Over the past few months, we’ve been asking for our customers’ participation in gathering a crack team of individuals to start using a pre-release version of Spring. They will not be called the A-Team, but will simply be known as Stakeholders.
What is a stakeholder? A common term within the world of product development, “stakeholder” typically refers to key participants in the idea, development, and production phases of a product’s lifecycle. These individuals could be financial backers, project managers, target audiences, or other players.

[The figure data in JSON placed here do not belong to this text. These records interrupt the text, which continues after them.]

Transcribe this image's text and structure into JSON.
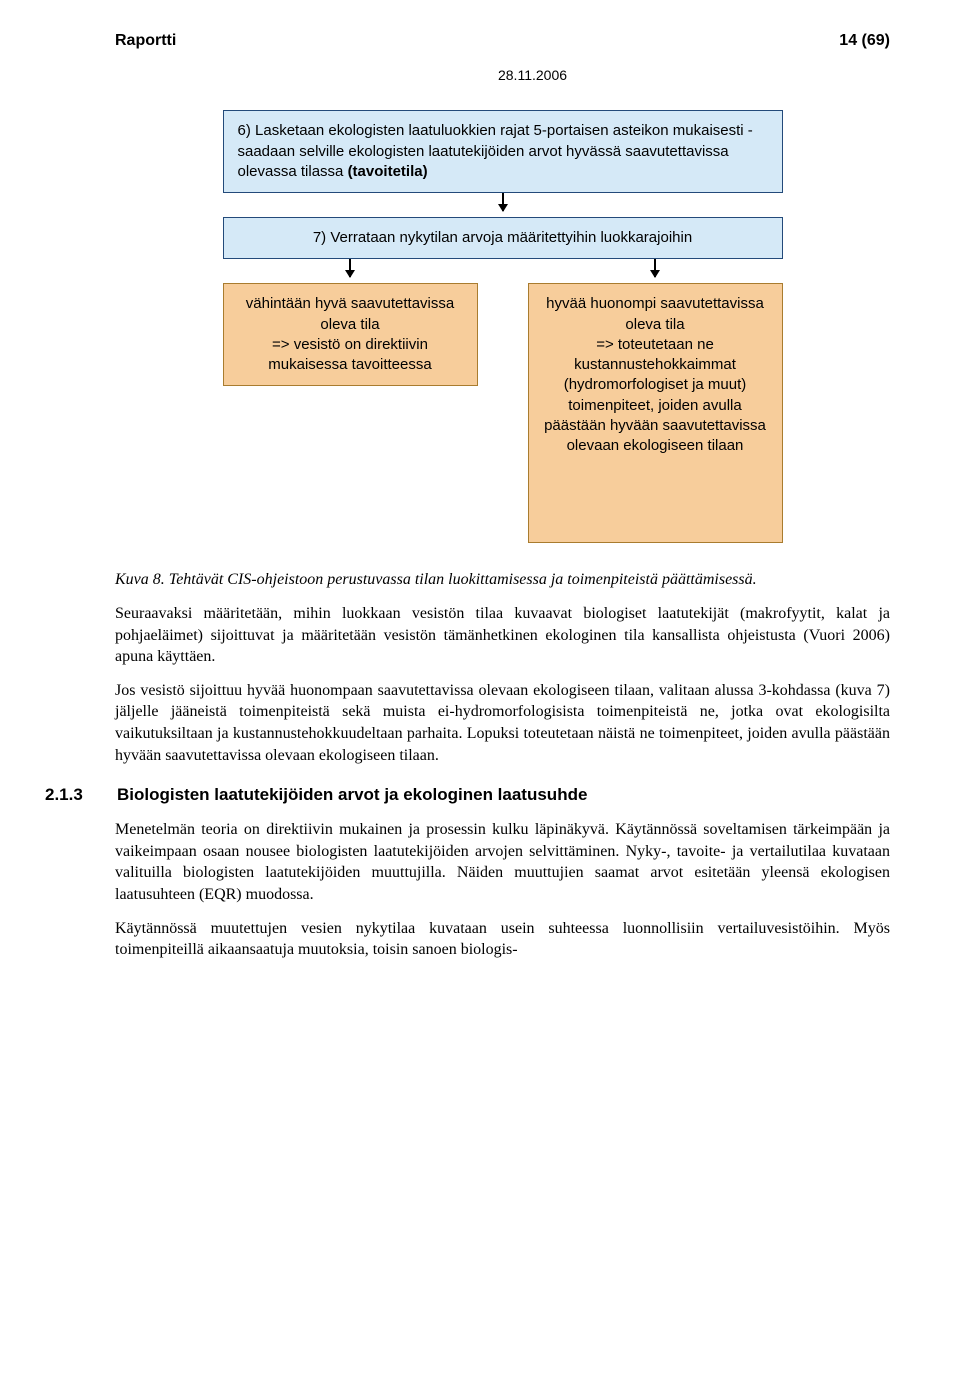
{
  "header": {
    "doc_type": "Raportti",
    "page_info": "14 (69)",
    "date": "28.11.2006"
  },
  "diagram": {
    "step6_text": "6) Lasketaan ekologisten laatuluokkien rajat 5-portaisen asteikon mukaisesti - saadaan selville ekologisten laatutekijöiden arvot hyvässä saavutettavissa olevassa tilassa (tavoitetila)",
    "step7_text": "7) Verrataan nykytilan arvoja määritettyihin luokkarajoihin",
    "left_box": "vähintään hyvä saavutettavissa oleva tila\n=> vesistö on direktiivin mukaisessa tavoitteessa",
    "right_box": "hyvää huonompi saavutettavissa oleva tila\n=> toteutetaan ne kustannustehokkaimmat (hydromorfologiset ja muut) toimenpiteet, joiden avulla päästään hyvään saavutettavissa olevaan ekologiseen tilaan",
    "colors": {
      "blue_fill": "#d5e9f7",
      "blue_border": "#234a7a",
      "orange_fill": "#f7cd9b",
      "orange_border": "#a97c2f"
    }
  },
  "caption": "Kuva 8. Tehtävät CIS-ohjeistoon perustuvassa tilan luokittamisessa ja toimenpiteistä päättämisessä.",
  "para1": "Seuraavaksi määritetään, mihin luokkaan vesistön tilaa kuvaavat biologiset laatutekijät (makrofyytit, kalat ja pohjaeläimet) sijoittuvat ja määritetään vesistön tämänhetkinen ekologinen tila kansallista ohjeistusta (Vuori 2006) apuna käyttäen.",
  "para2": "Jos vesistö sijoittuu hyvää huonompaan saavutettavissa olevaan ekologiseen tilaan, valitaan alussa 3-kohdassa (kuva 7) jäljelle jääneistä toimenpiteistä sekä muista ei-hydromorfologisista toimenpiteistä ne, jotka ovat ekologisilta vaikutuksiltaan ja kustannustehokkuudeltaan parhaita. Lopuksi toteutetaan näistä ne toimenpiteet, joiden avulla päästään hyvään saavutettavissa olevaan ekologiseen tilaan.",
  "section": {
    "num": "2.1.3",
    "title": "Biologisten laatutekijöiden arvot ja ekologinen laatusuhde"
  },
  "para3": "Menetelmän teoria on direktiivin mukainen ja prosessin kulku läpinäkyvä. Käytännössä soveltamisen tärkeimpään ja vaikeimpaan osaan nousee biologisten laatutekijöiden arvojen selvittäminen. Nyky-, tavoite- ja vertailutilaa kuvataan valituilla biologisten laatutekijöiden muuttujilla. Näiden muuttujien saamat arvot esitetään yleensä ekologisen laatusuhteen (EQR) muodossa.",
  "para4": "Käytännössä muutettujen vesien nykytilaa kuvataan usein suhteessa luonnollisiin vertailuvesistöihin. Myös toimenpiteillä aikaansaatuja muutoksia, toisin sanoen biologis-"
}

At Solid Earth, we are purposefully using the term “stakeholder” when inviting people to use Spring during the development/pre-release stage because we want there to be an understanding that these people are more than just “testers”. In fact, we feel that the less we use the word “testing” the better; the objective for the interaction between our internal team and external stakeholders is to facilitate understanding.
The Objectives of Understanding
There are three specific things we’re trying to do as we invite external individuals into this stage:
- We want to learn about our users: behaviors, patterns, environments, values, strategies, etc.
- We want to listen to our users… praises, concerns, questions, comments, likes, dislikes, etc.
- We want to tell our users’ stories… processes, habits, objectives, goals, obstacles, etc.
By learning and listening to our stakeholders as they are introduced to Spring, begin to interact with it, discover useful or cool or painful or confusing points, and then reflect on what it means to them, we can begin to reciprocate and tell their story. We reiterate our designs and feature sets to better reflect what our most important partners, our users, are trying to attain.
So, being a stakeholder is much, much more than just testing and filling out the response form. Testing is simply an inherent by-product of the actually usage of the product. We’re excited that instead of performing trial-and-error tasks, stakeholders are implicitly and explicitly helping mold Spring into its ultimate form.
Track with us as we being to report on some of the trends and analytics we discover as our stakeholders engage with Spring.


I consider being a referred to as a stakeholder a compliment and a responsibility to not be taken lightly. I’ll endeavor to provide objective and timely response to the Solid Earth internal team when given the opportunity to use the pre-release versions of Spring. List-it has been such a vast improvement over the product available in the past, I’m anxiously awaiting the coming of Spring.